I started writing my novel about the dance class when I was up north. I even know who committed the murder and why, just don’t know all the particulars, but I don’t need to know those details until I write myself into a corner and need a twist to get me out. I’m not sure I’ll be able to continue writing the book now that I am back in class. I have a hunch it will be hard to keep my mind in the story when every day I see the characters in real life doing the opposite of what I’d written. Sort of kills the imaginative aspect, I suppose, but maybe not. The characters are already evolving away from their real life counterparts, and since I couldn’t have a whole bunch of supporting characters muddying my figurative waters, I combined the women into composite characters, which makes it easier to be truthful. (As the wolf told Red Riding Hood, “the better to destroy you with, my dear.” Or some such.) Besides, if anyone annoys me, I can get my revenge on them in the story.

It’s hot here in the desert, close to 100° and so humid I am drenched even so late in the evening. Such a vast difference between here and the northern part of California! Oddly, the skies seem higher in the desert. The light is different here, so glaringly yellow, that I’m sure it causes some sort of optical illusion. And oh, does that sun burn! In all the hiking discussions I have read, all the experts have iterated not to wear cotton when hiking, but that can’t possible refer to the desert. Wearing synthetics would be like sitting on a vinyl seat in a car that has been baking in triple digit temperatures. Ouch. But I’ll check out Merino wool — supposed to feel like silk.

And anyway, I’ve put away my hiking persona for now, and donned my dancing diva.

Thanks for helping me unwhirl. I feel so much better now!

Here is a song someone sent me. Sounds like my life. https://youtu.be/6BvPMbJZfLw Hope you enjoy it.

***

(Pat Bertram is the author of the suspense novels Light Bringer, More Deaths Than One, A Spark of Heavenly Fire, and Daughter Am I. Bertram is also the author of Grief: The Great Yearning, “an exquisite book, wrenching to read, and at the same time full of profound truths.”)

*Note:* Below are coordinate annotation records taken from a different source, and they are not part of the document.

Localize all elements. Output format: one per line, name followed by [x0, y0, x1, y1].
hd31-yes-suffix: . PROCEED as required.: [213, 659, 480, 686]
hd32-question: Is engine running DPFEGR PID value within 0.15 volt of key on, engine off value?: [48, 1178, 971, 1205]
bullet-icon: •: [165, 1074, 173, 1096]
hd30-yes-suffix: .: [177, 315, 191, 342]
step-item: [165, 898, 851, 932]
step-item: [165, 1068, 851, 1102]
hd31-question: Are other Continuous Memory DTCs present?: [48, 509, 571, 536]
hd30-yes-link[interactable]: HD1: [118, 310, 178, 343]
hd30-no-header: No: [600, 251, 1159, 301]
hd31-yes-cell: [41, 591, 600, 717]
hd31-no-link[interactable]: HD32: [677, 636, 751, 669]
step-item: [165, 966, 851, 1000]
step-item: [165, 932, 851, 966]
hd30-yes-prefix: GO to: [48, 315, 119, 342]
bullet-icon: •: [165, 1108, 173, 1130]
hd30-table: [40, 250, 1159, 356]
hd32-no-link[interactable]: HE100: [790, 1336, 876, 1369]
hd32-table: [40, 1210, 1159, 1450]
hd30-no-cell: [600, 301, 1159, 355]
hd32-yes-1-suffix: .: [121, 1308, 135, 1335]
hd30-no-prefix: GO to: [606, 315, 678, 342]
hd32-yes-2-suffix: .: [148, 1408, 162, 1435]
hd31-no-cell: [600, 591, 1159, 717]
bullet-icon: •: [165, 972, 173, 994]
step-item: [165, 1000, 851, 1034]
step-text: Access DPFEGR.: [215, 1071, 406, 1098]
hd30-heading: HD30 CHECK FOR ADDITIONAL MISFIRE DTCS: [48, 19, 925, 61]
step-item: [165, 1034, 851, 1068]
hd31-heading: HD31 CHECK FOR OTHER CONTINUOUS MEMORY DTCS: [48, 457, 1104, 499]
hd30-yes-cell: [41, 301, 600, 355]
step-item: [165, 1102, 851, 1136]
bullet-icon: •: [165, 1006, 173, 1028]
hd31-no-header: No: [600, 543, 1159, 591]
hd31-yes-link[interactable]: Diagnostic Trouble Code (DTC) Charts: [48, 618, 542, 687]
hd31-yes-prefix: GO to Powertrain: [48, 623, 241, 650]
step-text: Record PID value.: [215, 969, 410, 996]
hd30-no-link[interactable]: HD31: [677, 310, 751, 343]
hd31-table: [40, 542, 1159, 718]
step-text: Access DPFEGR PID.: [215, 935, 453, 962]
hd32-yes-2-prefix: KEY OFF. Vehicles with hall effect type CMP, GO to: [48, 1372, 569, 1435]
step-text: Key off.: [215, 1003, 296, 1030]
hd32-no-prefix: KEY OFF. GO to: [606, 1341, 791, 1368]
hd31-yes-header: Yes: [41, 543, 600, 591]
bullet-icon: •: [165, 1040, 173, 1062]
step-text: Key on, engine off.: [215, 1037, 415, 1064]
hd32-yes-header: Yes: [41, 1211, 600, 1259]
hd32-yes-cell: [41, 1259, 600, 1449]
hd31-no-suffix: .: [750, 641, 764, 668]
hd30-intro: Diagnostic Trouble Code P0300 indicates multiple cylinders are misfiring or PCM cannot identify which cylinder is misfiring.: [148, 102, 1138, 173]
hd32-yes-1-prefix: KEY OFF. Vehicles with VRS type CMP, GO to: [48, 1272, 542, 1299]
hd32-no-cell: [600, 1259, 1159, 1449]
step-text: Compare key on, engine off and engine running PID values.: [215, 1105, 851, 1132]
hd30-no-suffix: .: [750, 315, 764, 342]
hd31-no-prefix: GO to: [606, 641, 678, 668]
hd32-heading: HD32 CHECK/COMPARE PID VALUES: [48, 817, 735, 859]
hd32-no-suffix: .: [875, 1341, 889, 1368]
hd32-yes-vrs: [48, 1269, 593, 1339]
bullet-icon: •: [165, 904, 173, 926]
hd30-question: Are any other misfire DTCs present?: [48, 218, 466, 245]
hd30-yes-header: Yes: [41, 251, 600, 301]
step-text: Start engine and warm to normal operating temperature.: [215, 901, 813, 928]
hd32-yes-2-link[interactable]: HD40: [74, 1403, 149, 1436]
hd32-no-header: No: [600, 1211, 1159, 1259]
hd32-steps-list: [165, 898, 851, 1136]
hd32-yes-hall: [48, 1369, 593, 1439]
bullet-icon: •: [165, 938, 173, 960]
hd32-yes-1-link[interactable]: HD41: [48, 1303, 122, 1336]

6 Responses to “Life All Awhirl”

  1. rami ungar the writer Says:

    Glad to see you’re doing so well and even doing some writing. I hope everything goes well for you in the future.

  2. Kathy Says:

    Welcome back to the desert, although I will feel better when the days are shorter and cooler. Soon!

  3. Coco Ihle Says:

    Welcome back, Pat! Happy dancin’!

  4. Constance Says:

    Good to hear that you arrived back in the Hi Desert safely.
    Can hardly wait for you to finish the book on dance class. When it is published, I would like to have a copy, signed by you.

  5. Carol Says:

    I’ve been away much of the summer, too, but not on your kind of adventure — just a weekend away to pick up a new puppy, then a few weeks at our little wilderness cabin, followed by weeks at our daughter’s rural home in the Kootenays. We returned home late last week and I’ve just started catching up on things.

    I haven’t read all of your summer posts yet, but some… enough to figure out what you’ve been up to. I’m so glad you were able to make this journey. It might not have been the adventure you originally dreamed of, but it sounds like you had some wonderful experiences and saw many fabulous vistas. I hope you’re refreshed and feeling re-energized for your living, writing and dancing.🙂

    • Pat Bertram Says:

      Sounds like you had an adventure, too! My summer adventure was more of a way of safely sticking my toe into adventure. As my hostess said, it wasn’t supposed to be a death march, and it wasn’t. Just one awesome experience after another. I never thought it possible to find a deserted coast where I could walk for hours without seeing anyone. Truly fantastic. And the redwood forests were astonishing. I did start writing, did feel renewed, but I’m restless. Planning a winter adventure across the southern border of the US where it should be fairly warm.

      Thank you for all your support during my sad years. You made a difference.